Development of an Exercise Rehabilitation Functional Group for Individualized Exercise After Lumbar Spine Surgery

Abstract

Individualized exercise therapy is crucial for effective postoperative rehabilitation. However, a widely accepted, standardized framework for measuring individual exercise capabilities after lumbar spine surgery (LSS) is lacking. This study aimed to develop a novel Exercise Rehabilitation Functional Group (ERFG) classification system to enable systematic, individualized rehabilitation after LSS. Eight exercise parameters and two clinical factors were assessed in 428 volunteers within 12 weeks of single-segment LSS to establish reference data for the ERFG. The study cohort included 411 participants (mean age 67.10 ± 11.60; 128 males and 283 females) with an average postoperative interval of 42.96 ± 20.25 days. Key metrics included lumbar spine ROM (mean 74.24 ± 25.30°), trunk muscle strength (mean 15.71 ± 5.14 kg), trunk muscle endurance (mean 95.80 ± 35.66 s), whole-body flexibility (mean 3.30 ± 10.65 cm), cardiopulmonary capability (mean 433.91 ± 118.75 m), gait with affected single leg (mean 36.26 ± 5.98%), single-leg balance (median 13.60 s), coordination capability (mean 8.21 ± 3.23 s), EuroQol 5-Dimension 5-Level score (mean 9.39 ± 4.17), and visual analog scale for low back pain (mean 3.78 ± 2.55). Data were categorized into five grades using Cajori’s five-grade mathematical method. Significant correlations were observed between the eight exercise parameters and two clinical factors. This study established a foundational framework for standardizing baseline exercise capabilities after LSS. This ERFG system may provide a basis for individualized rehabilitation strategies to enhance patient outcomes.

1. Introduction

Lumbar spine surgery is a common intervention for various spinal disorders with the aim of alleviating pain, restoring function, and improving quality of life. Postoperative rehabilitation is crucial for optimizing recovery, preventing complications, and enhancing functional outcomes [1]. Functional exercise programs, which focus on improving strength, flexibility, and overall functionality, play a vital role in the rehabilitation process [2,3,4,5]. Additionally, early exercise therapy after lumbar spine surgery has been associated with enhanced recovery, shorter hospital stays, reduced opioid consumption, and improved postoperative outcomes, addressing concerns related to rising opioid use and prolonged hospitalization [6,7].
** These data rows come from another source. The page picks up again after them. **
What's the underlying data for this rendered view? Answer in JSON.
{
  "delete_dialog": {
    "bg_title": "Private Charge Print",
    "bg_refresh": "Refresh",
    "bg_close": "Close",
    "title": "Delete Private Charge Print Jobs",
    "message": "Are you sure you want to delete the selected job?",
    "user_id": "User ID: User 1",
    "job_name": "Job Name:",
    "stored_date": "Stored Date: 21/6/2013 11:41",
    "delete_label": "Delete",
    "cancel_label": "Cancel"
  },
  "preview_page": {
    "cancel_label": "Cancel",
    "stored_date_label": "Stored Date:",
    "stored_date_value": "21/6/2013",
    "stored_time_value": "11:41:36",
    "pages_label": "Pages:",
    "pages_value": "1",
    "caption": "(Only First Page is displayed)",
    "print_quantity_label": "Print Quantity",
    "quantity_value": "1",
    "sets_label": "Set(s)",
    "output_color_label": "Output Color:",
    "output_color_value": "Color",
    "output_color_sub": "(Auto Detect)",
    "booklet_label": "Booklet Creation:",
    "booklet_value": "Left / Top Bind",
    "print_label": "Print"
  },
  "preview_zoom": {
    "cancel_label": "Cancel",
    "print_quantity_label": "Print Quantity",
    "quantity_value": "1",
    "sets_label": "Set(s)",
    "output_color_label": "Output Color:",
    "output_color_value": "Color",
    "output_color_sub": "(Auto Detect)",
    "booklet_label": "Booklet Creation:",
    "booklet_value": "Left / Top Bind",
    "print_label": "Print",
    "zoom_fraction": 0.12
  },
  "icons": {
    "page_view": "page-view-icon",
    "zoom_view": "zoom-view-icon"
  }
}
Although a potential link exists among trunk core muscles, kinematic movement, and low back pain [8,9], no widely accepted standardized framework exists for measuring individual exercise capabilities after lumbar spinal surgery. Traditional subjective methods for assessing exercise capability are prone to variability and bias, potentially leading to inconsistent rehabilitation outcomes [4,10]. An accurate and objective assessment of patient performance is essential for designing exercise programs and monitoring outcomes [11]. An objective grading system offers a structured and quantifiable approach to measuring performance, enabling tailored rehabilitation strategies with greater precision [12].
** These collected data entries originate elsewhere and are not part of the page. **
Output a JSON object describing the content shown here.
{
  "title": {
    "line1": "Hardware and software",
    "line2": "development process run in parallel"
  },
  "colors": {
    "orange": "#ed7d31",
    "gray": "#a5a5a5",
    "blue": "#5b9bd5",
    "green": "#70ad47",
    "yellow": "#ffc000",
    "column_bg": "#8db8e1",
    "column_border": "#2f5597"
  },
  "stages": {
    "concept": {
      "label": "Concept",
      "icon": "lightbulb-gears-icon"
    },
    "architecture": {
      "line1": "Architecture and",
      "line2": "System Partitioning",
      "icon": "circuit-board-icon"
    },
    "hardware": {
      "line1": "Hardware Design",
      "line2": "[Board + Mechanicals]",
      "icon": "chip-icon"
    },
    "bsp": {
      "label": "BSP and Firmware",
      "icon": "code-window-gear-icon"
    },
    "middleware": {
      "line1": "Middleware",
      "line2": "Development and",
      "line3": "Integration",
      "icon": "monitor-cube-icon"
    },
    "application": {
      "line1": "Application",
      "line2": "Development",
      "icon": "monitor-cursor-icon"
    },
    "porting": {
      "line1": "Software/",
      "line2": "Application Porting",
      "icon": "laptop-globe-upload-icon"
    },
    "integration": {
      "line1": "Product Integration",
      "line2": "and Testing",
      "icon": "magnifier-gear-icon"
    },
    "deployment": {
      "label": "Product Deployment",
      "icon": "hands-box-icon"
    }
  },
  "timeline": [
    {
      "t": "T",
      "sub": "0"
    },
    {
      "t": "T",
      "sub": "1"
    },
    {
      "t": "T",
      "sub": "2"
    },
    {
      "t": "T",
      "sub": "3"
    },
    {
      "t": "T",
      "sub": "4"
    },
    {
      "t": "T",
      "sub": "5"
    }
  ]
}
This study aimed to develop and implement an objective grading system, the Exercise Rehabilitation Functional Group (ERFG), to scientifically evaluate functional capacity in patients after lumbar spine surgery. The system evaluates key parameters to tailor individualized rehabilitation programs and monitors treatment outcomes. Standardizing the evaluation process ensures that patients receive the most effective rehabilitation, ultimately leading to improved long-term outcomes and quality of life.

2. Materials and Methods

2.1. Trial Design and Ethics

This single-center, single-arm, open-label trial was performed in accordance with the 1964 Declaration of Helsinki and subsequent amendments. Institutional Review Board approval was obtained on 14 February 2022 (GDIRB2022-095). This study was registered with the Clinical Research Information Service of the Republic of Korea (http://cris.nih.go.kr (accessed on 13 February 2022), number KCT0006880).

2.2. Study Aims

The primary aim of this study was to evaluate individual exercise and functional capacity and to establish an ERFG system in patients who underwent lumbar spine surgery. The primary endpoint was to analyze and categorize all data into appropriate groups based on statistical distribution. The secondary endpoint was the correlation between parameters.

2.3. Sample Size

The sample size was calculated using the following formula:

$$n={\left(z_{\alpha /2}{\displaystyle \frac{\sigma }{d}}\right)}^2$$

The standard deviation (σ) for the exam was set to 5.0, and the margin of error (d) was set to 0.5. With a significance level of 5% and a confidence level of 95%, the required sample size was 385. Accounting for a 10% dropout rate, a total of 428 participants were recruited.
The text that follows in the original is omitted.